Landsat Surface Reflectance baf39229cac94789be90813a55556d4e

Keywords data used; landsat 9, data used; landsat 8, data used; landsat 7, data used; landsat 5, datasets; landsat 8, datasets; landsat 7, datasets; landsat 5,

Contexte

The United States Geological Survey’s (USGS) Landsat satellite program has been capturing images of the African continent for more than 30 years. These data are highly useful for land and coastal mapping studies.

DE Africa’s Landsat data is ingested from the USGS Collection 2, Level 2 archive and forms a single, cohesive Analysis Ready Data (ARD) package, which allows you to analyse surface reflectance data as-is without the need to apply additional corrections.

Important details:

  • Surface reflectance product

    • Native scaling range: 1 - 65,455 (0 is no-data)

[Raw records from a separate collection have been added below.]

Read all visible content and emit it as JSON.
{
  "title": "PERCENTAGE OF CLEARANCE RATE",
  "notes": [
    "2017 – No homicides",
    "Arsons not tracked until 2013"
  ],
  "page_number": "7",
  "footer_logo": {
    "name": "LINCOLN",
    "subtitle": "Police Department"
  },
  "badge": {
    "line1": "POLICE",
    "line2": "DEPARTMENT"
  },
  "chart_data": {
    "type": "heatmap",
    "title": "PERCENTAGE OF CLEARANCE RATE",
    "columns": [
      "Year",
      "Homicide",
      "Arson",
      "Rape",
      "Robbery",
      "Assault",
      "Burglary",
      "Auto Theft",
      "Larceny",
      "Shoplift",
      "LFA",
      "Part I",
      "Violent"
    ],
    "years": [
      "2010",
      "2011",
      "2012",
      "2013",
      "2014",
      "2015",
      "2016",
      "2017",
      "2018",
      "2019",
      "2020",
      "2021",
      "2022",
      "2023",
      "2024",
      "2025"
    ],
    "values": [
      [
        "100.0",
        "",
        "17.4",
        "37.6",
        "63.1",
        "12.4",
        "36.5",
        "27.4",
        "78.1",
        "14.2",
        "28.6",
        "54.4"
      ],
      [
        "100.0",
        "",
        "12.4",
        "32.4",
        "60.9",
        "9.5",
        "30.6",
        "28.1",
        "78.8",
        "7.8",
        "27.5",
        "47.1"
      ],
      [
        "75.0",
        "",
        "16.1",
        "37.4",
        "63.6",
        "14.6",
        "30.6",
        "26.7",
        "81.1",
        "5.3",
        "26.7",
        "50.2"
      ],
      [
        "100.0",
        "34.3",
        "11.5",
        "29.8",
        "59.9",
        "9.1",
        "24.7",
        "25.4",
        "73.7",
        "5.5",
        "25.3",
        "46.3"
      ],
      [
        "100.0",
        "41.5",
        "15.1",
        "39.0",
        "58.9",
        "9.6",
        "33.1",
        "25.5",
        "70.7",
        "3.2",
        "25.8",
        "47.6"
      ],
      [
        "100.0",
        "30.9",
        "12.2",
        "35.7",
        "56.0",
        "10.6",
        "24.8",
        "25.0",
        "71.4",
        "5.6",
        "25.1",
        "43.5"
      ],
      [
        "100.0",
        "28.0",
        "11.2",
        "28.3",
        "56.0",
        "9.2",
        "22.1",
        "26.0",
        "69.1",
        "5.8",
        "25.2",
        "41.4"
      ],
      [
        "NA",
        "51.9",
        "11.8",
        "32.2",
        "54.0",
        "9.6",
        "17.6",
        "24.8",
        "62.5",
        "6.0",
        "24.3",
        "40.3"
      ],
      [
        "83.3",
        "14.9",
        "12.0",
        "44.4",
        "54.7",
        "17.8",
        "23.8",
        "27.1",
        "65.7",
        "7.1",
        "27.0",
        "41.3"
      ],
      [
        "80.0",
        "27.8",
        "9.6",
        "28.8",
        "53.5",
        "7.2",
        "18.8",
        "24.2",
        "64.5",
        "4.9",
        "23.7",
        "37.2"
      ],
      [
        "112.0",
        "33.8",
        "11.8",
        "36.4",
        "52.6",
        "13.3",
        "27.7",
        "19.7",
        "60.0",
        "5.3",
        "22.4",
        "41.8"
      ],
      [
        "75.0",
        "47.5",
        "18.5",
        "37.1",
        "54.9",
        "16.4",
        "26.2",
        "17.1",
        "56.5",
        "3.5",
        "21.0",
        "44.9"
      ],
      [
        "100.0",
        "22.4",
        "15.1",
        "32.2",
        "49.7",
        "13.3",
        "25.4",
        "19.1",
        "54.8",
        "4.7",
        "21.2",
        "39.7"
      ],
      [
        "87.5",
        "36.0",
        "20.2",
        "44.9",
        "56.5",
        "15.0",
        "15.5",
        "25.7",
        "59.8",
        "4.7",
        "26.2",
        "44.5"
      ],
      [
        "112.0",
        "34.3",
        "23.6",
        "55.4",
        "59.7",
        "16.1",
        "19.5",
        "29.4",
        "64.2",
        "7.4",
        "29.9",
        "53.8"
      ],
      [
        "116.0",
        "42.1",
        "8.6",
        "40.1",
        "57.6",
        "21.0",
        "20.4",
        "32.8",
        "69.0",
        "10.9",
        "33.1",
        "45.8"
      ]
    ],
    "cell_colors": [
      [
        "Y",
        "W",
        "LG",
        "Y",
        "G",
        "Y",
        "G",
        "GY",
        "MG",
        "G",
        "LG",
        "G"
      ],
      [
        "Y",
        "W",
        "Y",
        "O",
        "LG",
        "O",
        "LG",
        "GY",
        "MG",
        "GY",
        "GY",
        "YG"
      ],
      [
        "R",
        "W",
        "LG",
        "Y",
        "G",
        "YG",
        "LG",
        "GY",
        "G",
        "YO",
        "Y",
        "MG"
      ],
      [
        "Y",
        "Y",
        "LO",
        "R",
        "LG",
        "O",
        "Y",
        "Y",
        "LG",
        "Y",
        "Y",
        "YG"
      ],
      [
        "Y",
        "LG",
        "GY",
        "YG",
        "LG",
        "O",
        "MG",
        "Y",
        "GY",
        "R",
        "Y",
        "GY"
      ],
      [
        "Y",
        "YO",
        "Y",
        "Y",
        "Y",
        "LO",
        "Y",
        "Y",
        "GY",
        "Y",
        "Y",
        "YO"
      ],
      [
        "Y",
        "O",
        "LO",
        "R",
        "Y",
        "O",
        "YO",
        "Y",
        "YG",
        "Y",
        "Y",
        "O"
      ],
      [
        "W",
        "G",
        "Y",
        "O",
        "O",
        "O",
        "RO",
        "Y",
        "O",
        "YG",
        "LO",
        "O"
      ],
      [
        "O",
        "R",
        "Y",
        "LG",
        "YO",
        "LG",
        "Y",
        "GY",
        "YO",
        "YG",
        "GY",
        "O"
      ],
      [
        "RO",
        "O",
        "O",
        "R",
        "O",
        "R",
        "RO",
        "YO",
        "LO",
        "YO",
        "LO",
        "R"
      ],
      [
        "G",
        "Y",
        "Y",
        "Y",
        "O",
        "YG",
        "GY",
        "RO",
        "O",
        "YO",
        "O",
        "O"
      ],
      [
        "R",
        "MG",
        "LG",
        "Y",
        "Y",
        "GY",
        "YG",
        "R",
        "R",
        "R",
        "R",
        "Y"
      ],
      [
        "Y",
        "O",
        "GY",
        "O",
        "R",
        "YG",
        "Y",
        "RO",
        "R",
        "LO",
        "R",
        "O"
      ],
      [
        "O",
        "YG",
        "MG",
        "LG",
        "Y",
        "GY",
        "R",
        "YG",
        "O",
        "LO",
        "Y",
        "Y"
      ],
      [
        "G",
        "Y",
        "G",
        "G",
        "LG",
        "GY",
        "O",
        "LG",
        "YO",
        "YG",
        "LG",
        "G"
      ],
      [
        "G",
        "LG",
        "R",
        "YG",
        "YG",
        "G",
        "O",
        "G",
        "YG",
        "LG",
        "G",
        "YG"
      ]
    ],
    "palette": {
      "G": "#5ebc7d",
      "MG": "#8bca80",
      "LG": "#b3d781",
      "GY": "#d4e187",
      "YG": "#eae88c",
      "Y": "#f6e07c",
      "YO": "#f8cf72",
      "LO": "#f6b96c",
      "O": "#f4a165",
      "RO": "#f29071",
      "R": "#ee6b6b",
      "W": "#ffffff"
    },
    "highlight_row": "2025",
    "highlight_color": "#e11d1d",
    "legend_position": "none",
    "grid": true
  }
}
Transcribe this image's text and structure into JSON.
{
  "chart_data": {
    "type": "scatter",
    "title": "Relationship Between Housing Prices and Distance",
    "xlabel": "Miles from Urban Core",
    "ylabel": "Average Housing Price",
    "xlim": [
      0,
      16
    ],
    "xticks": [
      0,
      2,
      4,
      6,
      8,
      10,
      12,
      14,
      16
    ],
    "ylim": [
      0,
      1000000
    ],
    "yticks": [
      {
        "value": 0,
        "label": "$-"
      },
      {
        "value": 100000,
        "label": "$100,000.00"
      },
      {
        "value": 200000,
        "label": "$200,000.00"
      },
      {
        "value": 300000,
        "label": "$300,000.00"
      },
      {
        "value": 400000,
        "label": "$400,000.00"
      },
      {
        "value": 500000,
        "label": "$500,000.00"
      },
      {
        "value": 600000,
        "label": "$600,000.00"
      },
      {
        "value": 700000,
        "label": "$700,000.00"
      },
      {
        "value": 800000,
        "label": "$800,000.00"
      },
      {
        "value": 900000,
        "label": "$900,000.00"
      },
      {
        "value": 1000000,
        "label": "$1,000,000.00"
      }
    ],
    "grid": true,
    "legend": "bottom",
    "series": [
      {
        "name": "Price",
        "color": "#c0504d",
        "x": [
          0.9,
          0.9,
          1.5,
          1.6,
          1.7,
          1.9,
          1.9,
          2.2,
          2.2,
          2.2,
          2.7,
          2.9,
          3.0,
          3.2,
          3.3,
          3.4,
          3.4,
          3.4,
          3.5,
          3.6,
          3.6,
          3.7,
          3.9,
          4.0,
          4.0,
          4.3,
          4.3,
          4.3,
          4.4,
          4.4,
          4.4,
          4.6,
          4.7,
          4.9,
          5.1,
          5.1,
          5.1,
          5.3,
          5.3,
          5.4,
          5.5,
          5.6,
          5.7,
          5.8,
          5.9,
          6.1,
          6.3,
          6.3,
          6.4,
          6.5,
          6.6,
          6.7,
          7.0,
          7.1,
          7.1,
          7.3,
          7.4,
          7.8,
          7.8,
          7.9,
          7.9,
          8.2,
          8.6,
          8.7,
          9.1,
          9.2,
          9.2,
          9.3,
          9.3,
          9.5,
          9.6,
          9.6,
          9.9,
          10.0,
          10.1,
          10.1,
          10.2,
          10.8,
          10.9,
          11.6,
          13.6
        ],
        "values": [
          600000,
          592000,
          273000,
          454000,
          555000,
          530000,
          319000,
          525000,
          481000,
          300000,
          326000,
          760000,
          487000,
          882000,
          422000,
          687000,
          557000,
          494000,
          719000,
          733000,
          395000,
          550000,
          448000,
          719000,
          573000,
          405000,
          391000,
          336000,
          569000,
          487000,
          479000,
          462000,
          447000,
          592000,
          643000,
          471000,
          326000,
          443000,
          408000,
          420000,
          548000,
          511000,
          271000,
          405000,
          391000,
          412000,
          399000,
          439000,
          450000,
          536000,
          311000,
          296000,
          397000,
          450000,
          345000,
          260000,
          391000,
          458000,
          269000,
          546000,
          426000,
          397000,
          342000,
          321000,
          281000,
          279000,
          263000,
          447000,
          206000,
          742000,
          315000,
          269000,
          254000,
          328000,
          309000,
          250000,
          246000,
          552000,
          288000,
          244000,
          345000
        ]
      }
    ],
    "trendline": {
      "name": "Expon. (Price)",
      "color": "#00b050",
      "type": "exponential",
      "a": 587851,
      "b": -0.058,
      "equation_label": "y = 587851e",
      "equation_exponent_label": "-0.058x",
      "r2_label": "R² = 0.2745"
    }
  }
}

    • To achieve surface reflectance values, normalise values to 0 - 1 using ds = ds * 2.75e-5 - 0.2

    • Using dc.load will load data in the native scaling range 1 - 65,455, while using load_ard will scale the values

  • CFMask used as cloud mask

  • Native pixel alignment is centre

  • Date-range: 1984 – present

  • Spatial resolution: 30 x 30 m

For a detailed description of DE Africa’s Landsat archive, see the DE Africa’s Landsat surface reflectance technical specifications documentation.

Description

In this notebook we will load Landsat data using two methods. Firstly, we will use dc.load() to return a time series of satellite images from a single sensor.

Secondly, we will load a time series using the load_ard() function, which is a wrapper function around the dc.load module. This function will load all the images from Landsat 5,7,8 & 9, combine them, and then apply a cloud mask. The returned xarray.Dataset will contain analysis ready images with the cloudy and invalid pixels masked out.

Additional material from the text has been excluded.